Summary: As we celebrate His birth; we pause to remember His ultimate mission, His death on the cross for us. His birth was announced by angels; but His death shook the earth and set us free!
Dakota Community Church
December 21, 2008 (am)
“Proclaiming the Lord’s Death until He Comes”
For I received from the Lord what I also passed on to you: The Lord Jesus, on the night he was betrayed, took bread, and when he had given thanks, he broke it and said, "This is my body, which is for you; do this in remembrance of me." In the same way, after supper he took the cup, saying, "This cup is the new covenant in my blood; do this, whenever you drink it, in remembrance of me." For whenever you eat this bread and drink this cup, you proclaim the Lord’s death until he comes.
What a joy it is to meditate on this truly astounding occurrence.
“The Word became flesh and dwelt amoung us… and we beheld His glory”. (John 1:14)
Wow!
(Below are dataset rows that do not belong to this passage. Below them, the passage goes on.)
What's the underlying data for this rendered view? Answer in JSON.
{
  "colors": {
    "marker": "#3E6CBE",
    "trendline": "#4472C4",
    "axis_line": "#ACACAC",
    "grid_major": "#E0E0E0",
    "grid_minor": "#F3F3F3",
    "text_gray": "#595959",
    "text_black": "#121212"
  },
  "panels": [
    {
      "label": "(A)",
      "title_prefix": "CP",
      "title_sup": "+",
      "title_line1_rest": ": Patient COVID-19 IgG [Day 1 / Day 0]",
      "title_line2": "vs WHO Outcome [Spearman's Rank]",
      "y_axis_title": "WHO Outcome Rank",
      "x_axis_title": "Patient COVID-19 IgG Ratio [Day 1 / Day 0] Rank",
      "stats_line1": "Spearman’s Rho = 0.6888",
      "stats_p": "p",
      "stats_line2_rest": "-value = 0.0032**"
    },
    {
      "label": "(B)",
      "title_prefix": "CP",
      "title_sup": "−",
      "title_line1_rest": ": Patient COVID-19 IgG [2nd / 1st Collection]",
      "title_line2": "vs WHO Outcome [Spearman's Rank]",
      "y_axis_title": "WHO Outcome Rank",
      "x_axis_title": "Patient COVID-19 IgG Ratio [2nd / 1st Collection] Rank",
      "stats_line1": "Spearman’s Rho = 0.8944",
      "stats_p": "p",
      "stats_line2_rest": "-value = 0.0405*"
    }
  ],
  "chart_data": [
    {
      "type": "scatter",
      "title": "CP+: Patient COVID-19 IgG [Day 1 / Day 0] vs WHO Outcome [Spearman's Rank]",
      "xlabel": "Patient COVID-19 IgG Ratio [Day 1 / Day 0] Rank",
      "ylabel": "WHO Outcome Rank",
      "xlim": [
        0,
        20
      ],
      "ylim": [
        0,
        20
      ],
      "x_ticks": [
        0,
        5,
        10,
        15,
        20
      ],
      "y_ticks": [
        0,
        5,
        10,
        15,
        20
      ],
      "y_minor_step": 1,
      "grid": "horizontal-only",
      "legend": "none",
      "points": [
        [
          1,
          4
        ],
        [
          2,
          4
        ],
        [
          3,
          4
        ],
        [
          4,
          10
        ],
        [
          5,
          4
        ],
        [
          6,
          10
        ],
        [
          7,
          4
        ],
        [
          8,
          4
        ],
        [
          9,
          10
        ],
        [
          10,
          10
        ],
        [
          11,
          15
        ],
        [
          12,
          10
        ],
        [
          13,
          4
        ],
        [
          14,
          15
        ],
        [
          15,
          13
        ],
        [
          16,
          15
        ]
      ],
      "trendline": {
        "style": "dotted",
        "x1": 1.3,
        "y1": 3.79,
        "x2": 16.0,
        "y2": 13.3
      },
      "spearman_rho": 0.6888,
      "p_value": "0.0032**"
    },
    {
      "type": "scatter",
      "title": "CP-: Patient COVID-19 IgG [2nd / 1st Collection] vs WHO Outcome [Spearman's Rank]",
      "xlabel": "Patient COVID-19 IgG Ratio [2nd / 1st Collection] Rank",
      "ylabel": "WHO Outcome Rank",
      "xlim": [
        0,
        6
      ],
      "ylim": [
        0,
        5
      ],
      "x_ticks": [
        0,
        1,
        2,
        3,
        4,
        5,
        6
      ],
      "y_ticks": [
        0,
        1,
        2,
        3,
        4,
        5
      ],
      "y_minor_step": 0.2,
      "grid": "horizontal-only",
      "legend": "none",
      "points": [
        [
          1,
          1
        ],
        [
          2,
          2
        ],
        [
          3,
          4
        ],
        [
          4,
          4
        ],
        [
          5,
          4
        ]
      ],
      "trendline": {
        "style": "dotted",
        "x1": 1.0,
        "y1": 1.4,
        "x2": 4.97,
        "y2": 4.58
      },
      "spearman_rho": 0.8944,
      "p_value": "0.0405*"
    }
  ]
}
Just the thought of it inspires one to worship… and yet even now, as we celebrate His birth; we must pause, we must take time to remember His ultimate mission, His death on the cross for us. His birth was announced by angels; but His death shook the earth and set us free!
“…whenever you eat this bread and drink this cup, you proclaim the Lord’s death until he comes.” (1 Cor. 11:26)
Observing the Lord’s Supper in a reverent and worshipful manner is an ongoing reminder of the incredible plan of God to save sinful humanity through the redemptive sacrifice of the sinless, spotless, pure, Lamb of God. Even at this season of His birth we need to be ever mindful of why He came; and how He accomplished our salvation.
This morning we will share communion and “Proclaim the Lord’s death” even as we celebrate and sing of His miraculous birth.
As we prepare to partake I want us to be thinking about this proclamation of death and what it signifies:
The Death of Christ reveals:
1. The seriousness of sin.
We don’t talk much about sin anymore, the world has trained us with their scoffing and eye rolling at its very mention to remain silent on this issue, but should we?
Then the LORD said to Cain, "Why are you angry? Why is your face downcast? If you do what is right, will you not be accepted? But if you do not do what is right, sin is crouching at your door; it desires to have you, but you must master it."
Now Cain said to his brother Abel, "Let’s go out to the field." And while they were in the field, Cain attacked his brother Abel and killed him.
Sin desires to have us but we must master it. This is the issue from the beginning and one which never goes away because we are born in it.
When the Prophet Nathan confronted David with his sin he wrote these powerful words I am sure we can all relate to.
Have mercy on me, O God, according to your unfailing love; according to your great compassion blot out my transgressions.
Wash away all my iniquity and cleanse me from my sin. For I know my transgressions, and my sin is always before me.
Against you, you only, have I sinned and done what is evil in your sight, so that you are proved right when you speak and justified when you judge.
Surely I was sinful at birth, sinful from the time my mother conceived me.
We may wink at sin these days, we may try to ignore it, we may parade and celebrate it in the streets and we may claim God has made us this way. We may avoid preaching the consequences of sin but avoiding it changes nothing. Sin is a killer and Jesus went to the cross to save us from its just consequence.
We know that the law is spiritual; but I am unspiritual, sold as a slave to sin. I do not understand what I do. For what I want to do I do not do, but what I hate I do. And if I do what I do not want to do, I agree that the law is good. As it is, it is no longer I myself who do it, but it is sin living in me. I know that nothing good lives in me, that is, in my sinful nature. For I have the desire to do what is good, but I cannot carry it out. For what I do is not the good I want to do; no, the evil I do not want to do—this I keep on doing. Now if I do what I do not want to do, it is no longer I who do it, but it is sin living in me that does it.